The Neophyte's Guide to Scala(danielwestheide.com)
danielwestheide.com
The Neophyte's Guide to Scala
http://danielwestheide.com/scala/neophytes.html
8 comments
for anyone interested in learning Scala, i highly recommend this set of (~15 or so) blog posts. i started working through them in early 2013 as they were posted. The posts on path-dependent types and the post on type classes are particularly good. The author clearly has a deep understanding of the key parts of the language.
Found this site really useful when I was working with Scala. In particular I remember the descriptions of Option/Either/Try were very clear.
The author writes about “path-dependent types”, but all I can see is plain existentials.
a1.B and a2.B in the example are path-dependent types - you couldn't express them as just existentials (you could express the types of a1 and a2 as existentials, but you couldn't write "a1.b = Some(b1)" in a purely existential typing system - you need some way to "get the type out").
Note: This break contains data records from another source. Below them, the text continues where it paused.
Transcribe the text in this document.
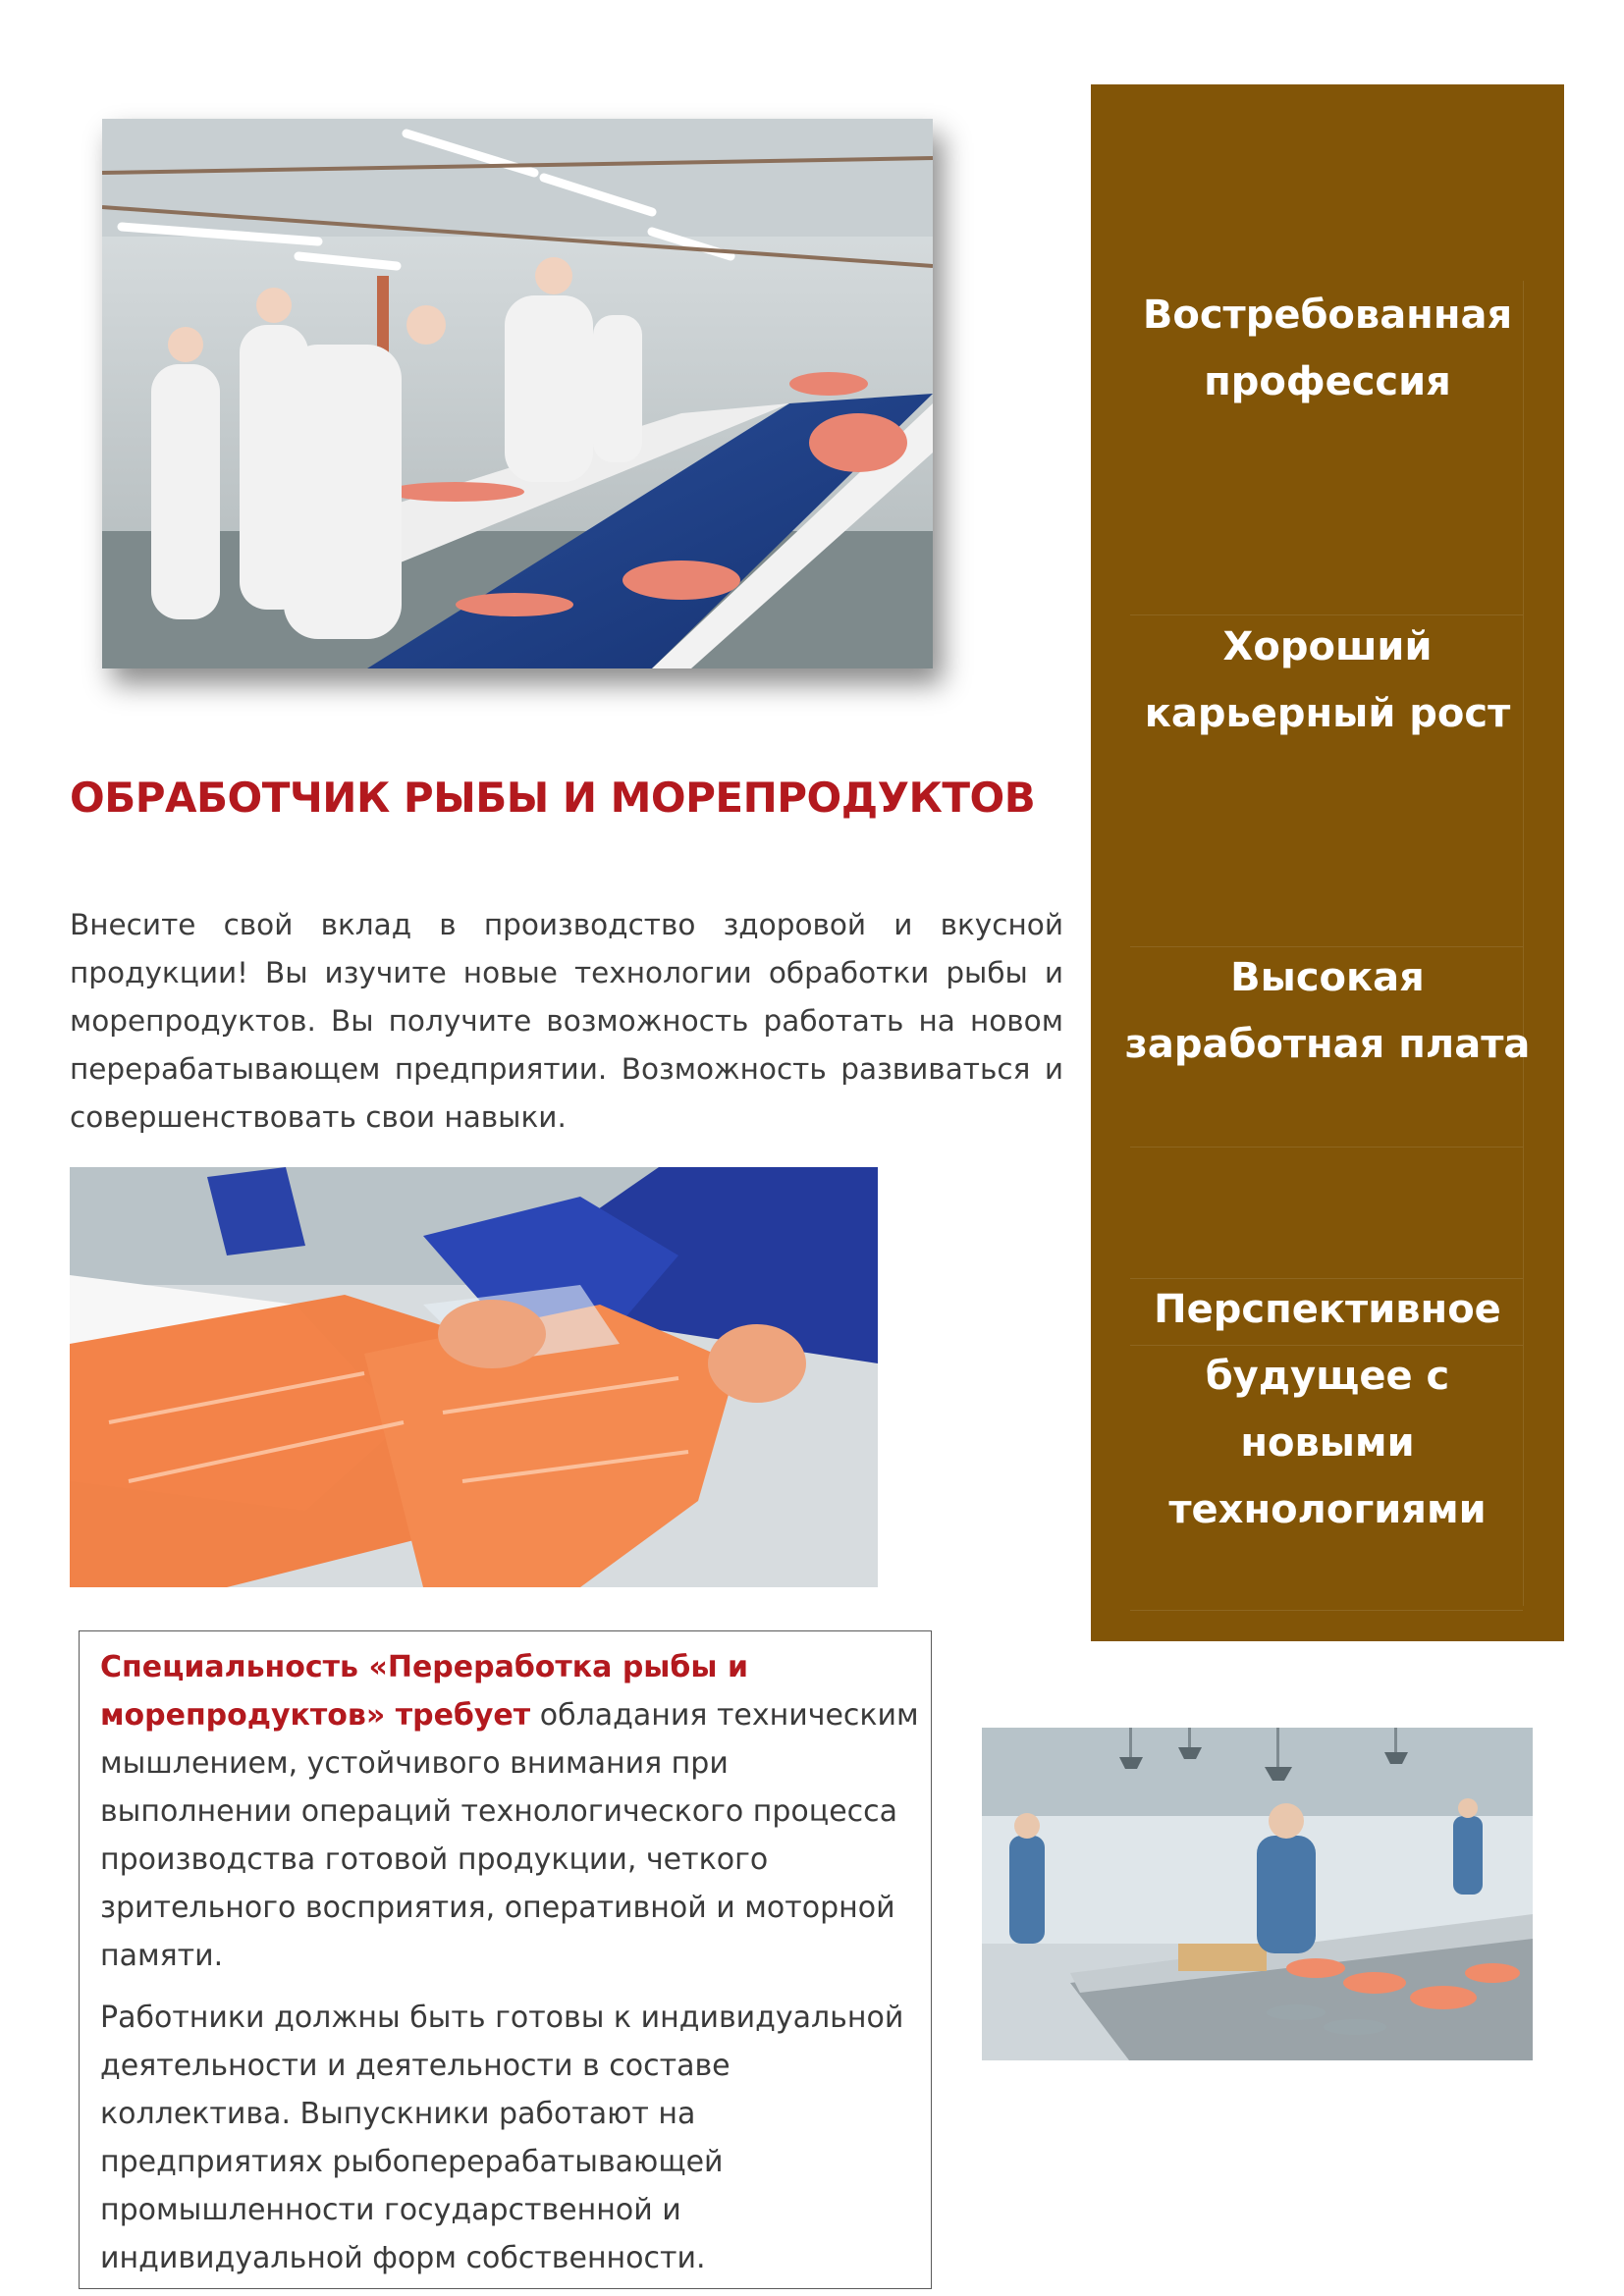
ОБРАБОТЧИК РЫБЫ И МОРЕПРОДУКТОВ

Внесите свой вклад в производство здоровой и вкусной продукции! Вы изучите новые технологии обработки рыбы и морепродуктов. Вы получите возможность работать на новом перерабатывающем предприятии. Возможность развиваться и совершенствовать свои навыки.

Востребованная
профессия
Хороший
карьерный рост
Высокая
заработная плата
Перспективное
будущее с
новыми
технологиями

Специальность «Переработка рыбы и морепродуктов» требует обладания техническим мышлением, устойчивого внимания при выполнении операций технологического процесса производства готовой продукции, четкого зрительного восприятия, оперативной и моторной памяти.

Работники должны быть готовы к индивидуальной деятельности и деятельности в составе коллектива. Выпускники работают на предприятиях рыбоперерабатывающей промышленности государственной и индивидуальной форм собственности.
Not with Haskell-style (or, rather, System F-omega-style) existentials, sure. But why not with strong existentials, like what you get with first-class modules in OCaml or 1ML?
At that point this is just semantics. I find the phrase "path-dependent types" useful and intuitive (though admittedly easily confused with "dependent types"); maybe we could use that phrase to describe what OCaml has too?